Eugenia Kypriotis presented the LEADS Advanced Digital Skills project (deliverables: D1.2 First Draft of Advanced Digital Skills Demand and Forecast Report, D2.2 Leads Gap Analysis, D3.1. First Guidelines Generated) and mentioned the May 16 Advanced Digital Skills Summit in Madrid. María S. Pérez-Hernández talked about an initiative to discover, label and categorize non-formal training in data science (still in an early phase), and their first call for microcredentials of formal training in big data science.

CaptainSifff commented 1 month ago

https://compeau.cbd.cmu.edu/establishing_a

jngrad commented 1 month ago

Summary from today's Zoom call. We discussed how numerical methods were already taught early at the Bachelor level. If we want to teach the RSE as a Master's programme, we could make math modules from the Bachelor level hard requirements to enroll in the RSE course. The domain-specific knowledge is already available if the Bachelor was in STEM.

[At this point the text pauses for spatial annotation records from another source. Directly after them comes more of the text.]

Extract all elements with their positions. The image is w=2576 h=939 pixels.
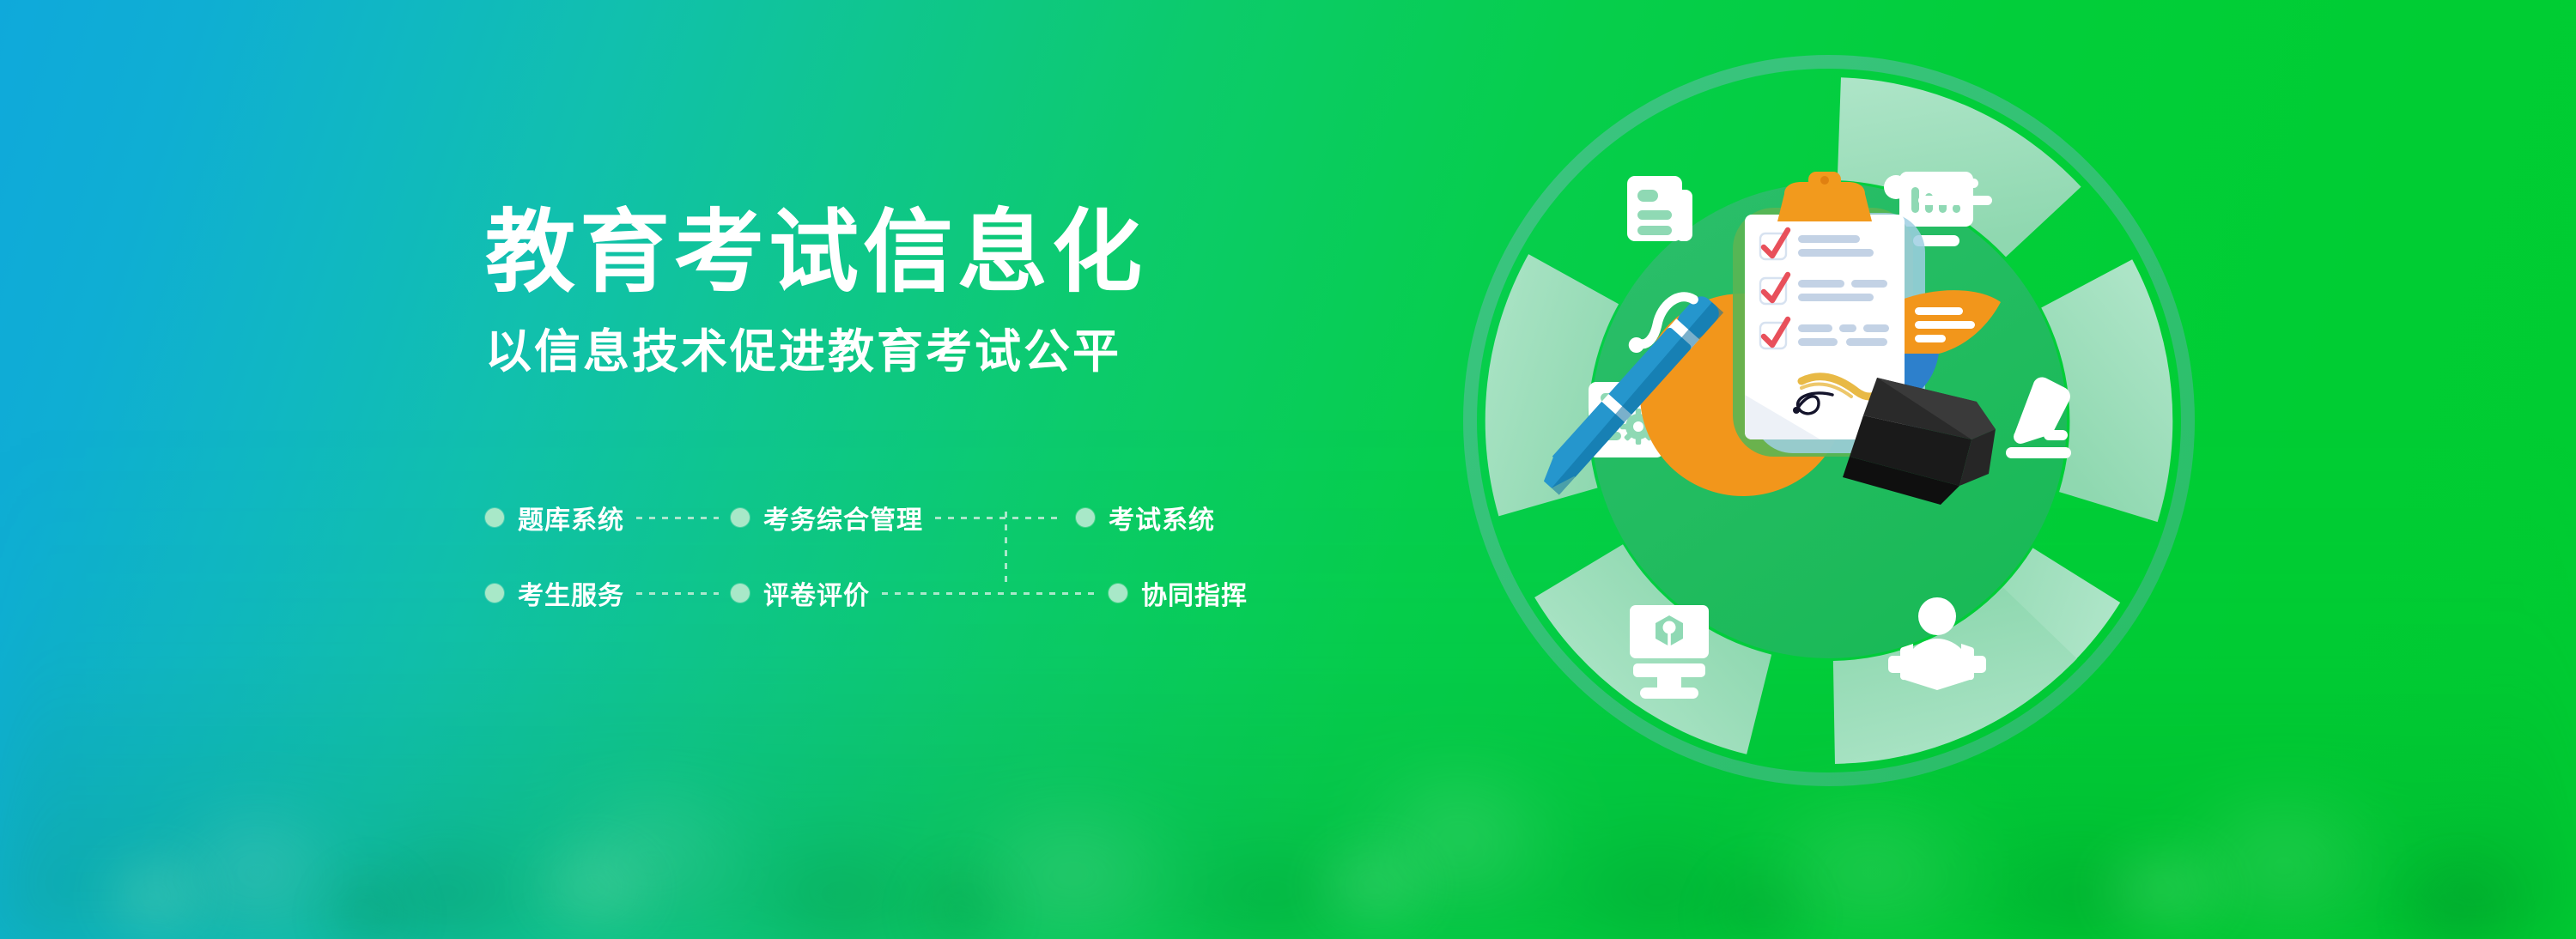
feature-item-kaoshi[interactable]: 考试系统 xyxy=(1076,499,1215,536)
feature-item-pingjuan[interactable]: 评卷评价 xyxy=(731,574,870,612)
dotted-connector xyxy=(636,517,719,519)
feature-label: 考生服务 xyxy=(518,574,624,612)
feature-label: 协同指挥 xyxy=(1141,574,1248,612)
feature-label: 题库系统 xyxy=(518,499,624,536)
feature-list: 题库系统 考务综合管理 考试系统 考生服务 评卷评价 xyxy=(485,494,1248,617)
feature-row: 题库系统 考务综合管理 考试系统 xyxy=(485,494,1248,542)
leaf-line xyxy=(1915,307,1963,315)
feature-label: 评卷评价 xyxy=(763,574,870,612)
bullet-dot-icon xyxy=(485,508,504,527)
feature-label: 考试系统 xyxy=(1109,499,1215,536)
feature-item-tiku[interactable]: 题库系统 xyxy=(485,499,624,536)
bullet-dot-icon xyxy=(1109,584,1127,603)
feature-row: 考生服务 评卷评价 协同指挥 xyxy=(485,569,1248,617)
exam-system-wheel-graphic xyxy=(1460,51,2198,790)
feature-item-xietong[interactable]: 协同指挥 xyxy=(1109,574,1248,612)
dotted-connector xyxy=(636,592,719,595)
document-icon xyxy=(1627,176,1692,241)
banner-headline: 教育考试信息化 xyxy=(485,203,1146,304)
bullet-dot-icon xyxy=(731,508,750,527)
leaf-line xyxy=(1915,321,1975,329)
dotted-connector xyxy=(935,517,1064,519)
dotted-connector-vertical xyxy=(1005,512,1007,587)
banner-subhead: 以信息技术促进教育考试公平 xyxy=(485,324,1146,380)
bullet-dot-icon xyxy=(1076,508,1095,527)
feature-label: 考务综合管理 xyxy=(763,499,923,536)
feature-item-kaosheng[interactable]: 考生服务 xyxy=(485,574,624,612)
bullet-dot-icon xyxy=(731,584,750,603)
feature-item-kaowu[interactable]: 考务综合管理 xyxy=(731,499,923,536)
hero-banner: 教育考试信息化 以信息技术促进教育考试公平 题库系统 考务综合管理 考试系统 考… xyxy=(0,0,2576,939)
dotted-connector xyxy=(882,592,1097,595)
leaf-line xyxy=(1915,335,1946,342)
bullet-dot-icon xyxy=(485,584,504,603)
banner-copy: 教育考试信息化 以信息技术促进教育考试公平 xyxy=(485,203,1146,379)
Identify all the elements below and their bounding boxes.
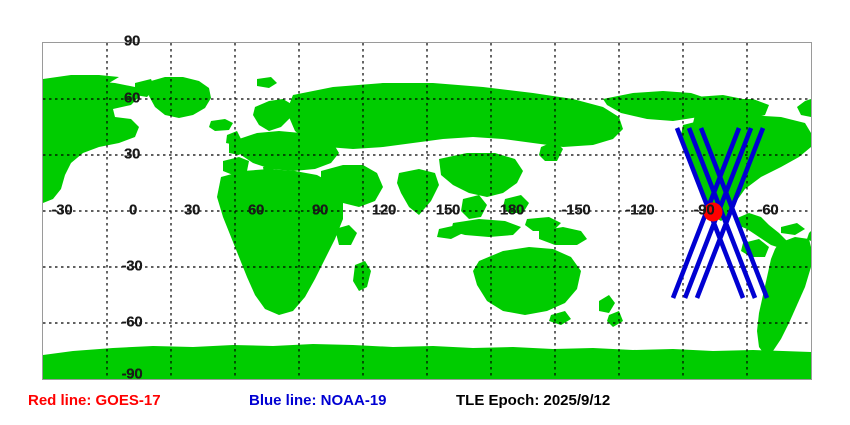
- asia-landmass: [289, 83, 623, 149]
- southeast-asia-landmass: [439, 153, 523, 197]
- indonesia-landmass: [451, 219, 521, 237]
- world-map-canvas: [43, 43, 811, 379]
- legend-tle-epoch: TLE Epoch: 2025/9/12: [456, 392, 610, 409]
- legend-goes17: Red line: GOES-17: [28, 392, 161, 409]
- map-legend: Red line: GOES-17 Blue line: NOAA-19 TLE…: [0, 392, 850, 422]
- madagascar-landmass: [353, 261, 371, 291]
- africa-landmass: [217, 169, 343, 315]
- australia-landmass: [473, 247, 581, 315]
- iceland-landmass: [209, 119, 233, 131]
- goes17-position-marker: [704, 203, 723, 222]
- map-plot-frame: [42, 42, 812, 380]
- india-landmass: [397, 169, 439, 215]
- greenland-landmass: [149, 77, 211, 118]
- legend-noaa19: Blue line: NOAA-19: [249, 392, 387, 409]
- new-zealand-landmass: [599, 295, 615, 313]
- satellite-tracking-map: 90 60 30 -30 -60 -90 -30 0 30 60 90 120 …: [0, 0, 850, 425]
- scandinavia-landmass: [253, 99, 293, 131]
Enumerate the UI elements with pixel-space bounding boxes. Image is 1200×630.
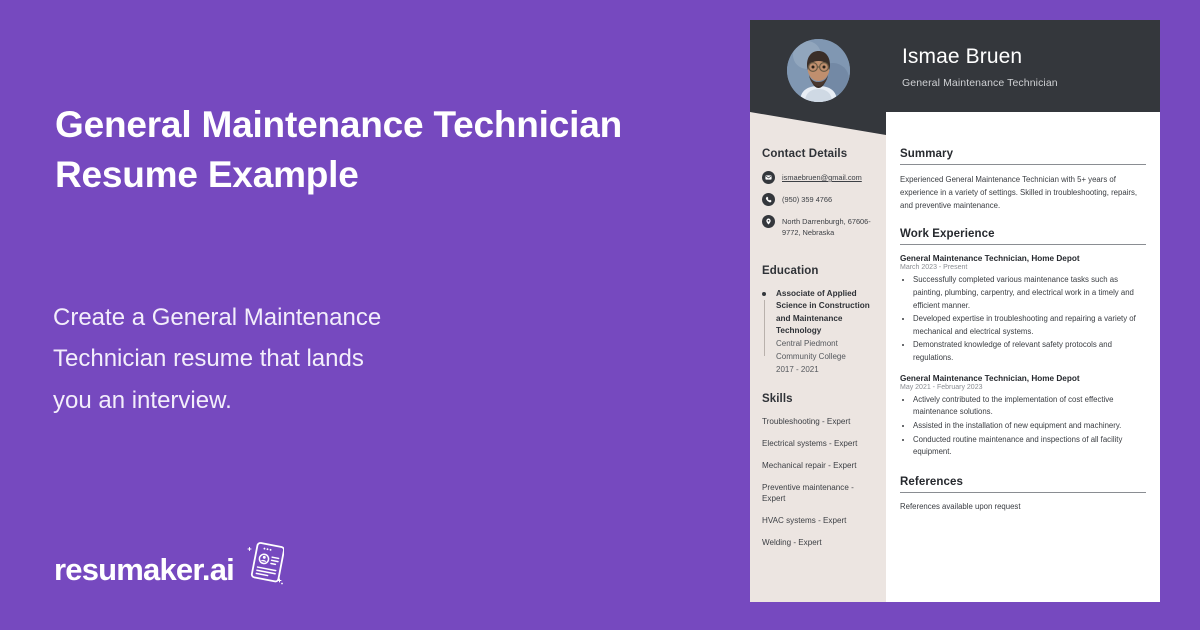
job-bullet: Actively contributed to the implementati… — [913, 394, 1146, 419]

Regarding the teaching format, we may be reaching the limits of what can be achieved in the traditional slideshow format. HPC slideshows with multiple programming languages per slides can become quite confusing for the more advanced algorithms (example: slide 455). There is an example of language-agnostic non-linear course in bioinformatics (Compeau 2019, doi:10.1371/journal.pcbi.1006764) where only the algorithms are presented and students have to develop implementations in their preferred programming language. The exercises provide input data and the result of the calculation must be submitted within a few minutes, after which the input data changes. This encourages students to develop efficient implementations of their software (I used Python when taking this course online and had to explore multithreading and Cython to solve some of the exercises under the time limit). The corresponding blog post has a figure which shows how the latest iteration of the course has a core set of mandatory topics (central horizontal line of squares connected with black arrows) and optional topics (loops of squares). This way students may skip the optional parts they are already familiar with and spend more time in the optional parts where they learn something new. This also prevents students getting stuck if they do not have a strong background in e.g. advanced CS topics.